From pv magazine USA
More solar modules are being shipped at lower prices than ever before in the United States, according to the latest edition of the Energy Information Administration’s (EIA) Monthly Solar Photovoltaic Module Shipments Report.
In January, 1.725 GW of modules were shipped at an average price of $0.36 per watt – the lowest price per watt since the EIA began tracking module shipments in 2017. In February, prices fell to new record lows, as 1.728 GW of modules were shipped at an average price of $0.34 per watt. In March, the price per watt was extended, while a new record was set for total modules shipped, as 2.712 GW of modules were shipped at an average price of $0.34 per watt.
The jump in capacity recorded in March was noteworthy because it happened in the first quarter. Historically, module shipment spikes have occurred later in the year, as developers look to lock in that year’s investment tax credits (ITC) through a safe harbor provision that allows them to pay 5% or more of the cost of a project. Considering that modules represent more than 5% of total project costs, securing modules at the end of the year has been a common way to lock in the prior year’s ITC.
In March, California led the way, as it typically does, with 574 MW of modules shipped to projects in the state.
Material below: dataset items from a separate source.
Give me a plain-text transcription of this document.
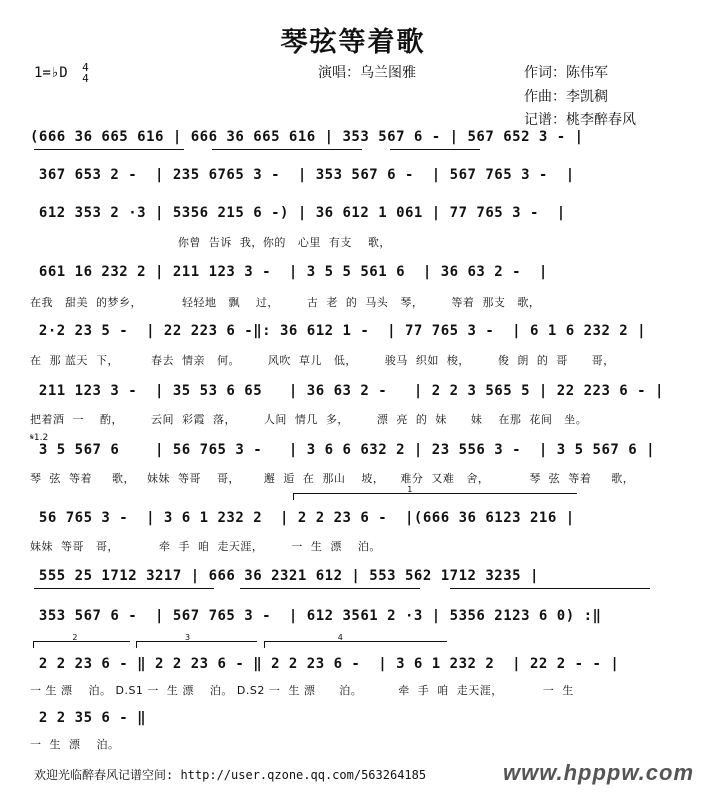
琴弦等着歌
1=♭D 4
4	演唱：乌兰图雅	作词：陈伟军
作曲：李凯稠
记谱：桃李醉春风
(666 36 665 616 | 666 36 665 616 | 353 567 6 - | 567 652 3 - |
367 653 2 -  | 235 6765 3 -  | 353 567 6 -  | 567 765 3 -  |
612 353 2 ·3 | 5356 215 6 -) | 36 612 1 061 | 77 765 3 -  |
你曾  告诉  我，你的   心里  有支    歌，
661 16 232 2 | 211 123 3 -  | 3 5 5 561 6  | 36 63 2 -  |
在我   甜美  的梦乡，          轻轻地   飘    过，       古  老  的  马头   琴，       等着  那支   歌，
2·2 23 5 -  | 22 223 6 -‖: 36 612 1 -  | 77 765 3 -  | 6 1 6 232 2 |
在  那 蓝天  下，        春去  情亲   何。       风吹  草儿   低，       骏马  织如  梭，       俊  朗  的  哥      哥，
211 123 3 -  | 35 53 6 65   | 36 63 2 -   | 2 2 3 565 5 | 22 223 6 - |
把着酒  一    酌，       云间  彩霞  落，       人间  情几  多，       漂  亮  的  妹      妹    在那  花间   坐。
𝄋1.2
3 5 567 6    | 56 765 3 -   | 3 6 6 632 2 | 23 556 3 -  | 3 5 567 6 |
琴  弦  等着     歌，   妹妹  等哥    哥，      邂  逅  在  那山    坡，    难分  又难   舍，          琴  弦  等着     歌，
1
56 765 3 -  | 3 6 1 232 2  | 2 2 23 6 -  |(666 36 6123 216 |
妹妹  等哥   哥，          牵  手  咱  走天涯，       一  生  漂    泊。
555 25 1712 3217 | 666 36 2321 612 | 553 562 1712 3235 |
353 567 6 -  | 567 765 3 -  | 612 3561 2 ·3 | 5356 2123 6 0) :‖
2	3	4
2 2 23 6 - ‖ 2 2 23 6 - ‖ 2 2 23 6 -  | 3 6 1 232 2  | 22 2 - - |
一 生 漂    泊。 D.S1 一  生 漂    泊。 D.S2 一  生 漂      泊。         牵  手  咱  走天涯，          一  生
2 2 35 6 - ‖
一  生  漂    泊。
欢迎光临醉春风记谱空间: http://user.qzone.qq.com/563264185	www.hpppw.com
Texas was a close second, with 544 MW of capacity shipped to in-state projects. Five other states recorded more than 100 MW of module shipments in March, a milestone that had not before been accomplished.
The five states were Georgia at 190 MW, Illinois at 116 MW, Nevada at 131 MW, North Carolina at 118 MW, and Virginia at 110 MW. Unlike previous versions of the EIA report, the top states for shipments did not feature any surprises, as most of the leading states are known solar hotbeds. Illinois was perhaps the only outlier, although it has solidified its solar commitment in recent years.
February and March also featured the lowest cost per watt in the history of the report. Both months notched an average cost per peak watt of $0.34, edging out the previous record of $0.36, set in January. That price had been reached four other times since early 2020.
The mark also was lower than March 2020’s average price of $0.37 per watt, though drops in average price have become less significant as the solar market has matured. It used to be common for prices to fluctuate by a couple of cents per month. That trend leveled out in February 2020, and no single-month change has been greater than $0.02 since.